Recomienda

domingo, 3 de mayo de 2015

Super mamás



El 2 de abril fui padre por segunda vez, en esta ocasión en el Reino Unido. En este post voy a decir cosas que probablemente son obvias para muchos pero que quizá el devenir de nuestra sociedad nos hacen olvidar en ocasiones.

En primer lugar he de mencionar que, como esperaba, la sanidad británica es, en muchos aspectos, excepcional. Quizá el dato más relevante para lo que voy a escribir se refiere al enfoque familiar que le dan a un parto de manera que en ningún momento, salvo problema grave, separan a los miembros de la familia. Estuve el 99% del tiempo con mi mujer y cuando salí lo hice de forma voluntaria. Una vez nació mi hijo no lo separaron de nuestro lado ni un momento y así continuó el resto de días en el hospital. Además, mi otra hija pudo visitar a su hermano desde el primer día durante prácticamente todo el día. La sanidad española es excepcional pero es cierto que deja en un segundo plano el papel del padre en muchos momentos del proceso.

Dicho esto, y como hombre, cuando vives un parto (y también un embarazo) de principio a fin te sirve para darte cuenta de que el papel del hombre en todo esto es prácticamente irrelevante. La evolución y la inteligencia nos ha llevado a formar una sociedad, ser eminentemente monógamos y establecer familias pero está claro que nuestra apuesta (la del hombre) en el proceso es mínima. Una mujer, cuando decide ser madre, hipoteca su cuerpo, su estado de ánimo, su bienestar durante nueve meses sabiendo casi a ciencia cierta que al final será de por vida. En el parto mismo sufre durante horas, unos dolores tan intensos que al menos yo no aguantaría ni 30 segundos y después de dar a luz, en muchos casos, se pasan meses alimentando de su propio pecho al bebé. Esto sin contar la hipoteca social que supone abandonar tu trabajo durante 4 meses sin saber qué te vas a encontrar a la vuelta.

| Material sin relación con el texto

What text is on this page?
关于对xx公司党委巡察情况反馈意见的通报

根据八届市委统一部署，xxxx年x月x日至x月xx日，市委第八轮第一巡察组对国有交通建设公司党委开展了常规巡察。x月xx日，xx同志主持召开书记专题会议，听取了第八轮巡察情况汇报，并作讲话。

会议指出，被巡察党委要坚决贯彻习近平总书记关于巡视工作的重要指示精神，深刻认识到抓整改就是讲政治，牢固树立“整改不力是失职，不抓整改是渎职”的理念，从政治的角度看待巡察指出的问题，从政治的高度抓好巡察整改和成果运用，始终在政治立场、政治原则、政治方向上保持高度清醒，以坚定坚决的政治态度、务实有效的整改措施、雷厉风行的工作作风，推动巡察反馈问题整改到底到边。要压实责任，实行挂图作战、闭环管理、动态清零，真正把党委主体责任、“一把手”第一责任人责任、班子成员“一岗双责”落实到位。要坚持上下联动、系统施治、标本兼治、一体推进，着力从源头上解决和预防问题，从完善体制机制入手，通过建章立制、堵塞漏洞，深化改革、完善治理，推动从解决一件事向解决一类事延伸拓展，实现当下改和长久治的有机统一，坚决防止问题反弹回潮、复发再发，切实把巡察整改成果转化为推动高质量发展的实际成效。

En mi profesión se utiliza una metodología de desarrollo que se llama SCRUM, en esta metodología se utiliza mucho una introducción para explicar lo que es el compromiso:
Una gallina le dice a un cerdo: Eh, ¿por qué no montamos un restaurante?
El cerdo le responde: Me parece bien, ¿qué nombre le ponemos?
A lo que la gallina contesta:  ¿Qué te parece “Huevos con jamón”?
Y el cerdo le replica: No me gusta. Tú sólo estarías involucrada mientras que yo estaría comprometido
Si llevamos esto a nuestra sociedad está claro que los hombres estamos involucrados y en ocasiones poco y realmente son las mujeres las que están comprometidas en la creación de las familias. Sin ellas, nada de los que conocemos como sociedad moderna existiría y todas las leyes de conciliación de vida laboral y familiar deberían estar especialmente orientadas en valorar como merece su mayor compromiso social, aunque esto suponga a veces una menor presencia laboral, que no por ello menor compromiso.
Sirva esta reflexión como señal de mi admiración hacia las madres, hacia todas, pero en especial la mía que supo crear la base de una familia excepcional y a la de mis hijos gracias a cuyo compromiso tengo 2 hijos preciosos y he vivido en estos años, los momentos más bonitos de mi vida.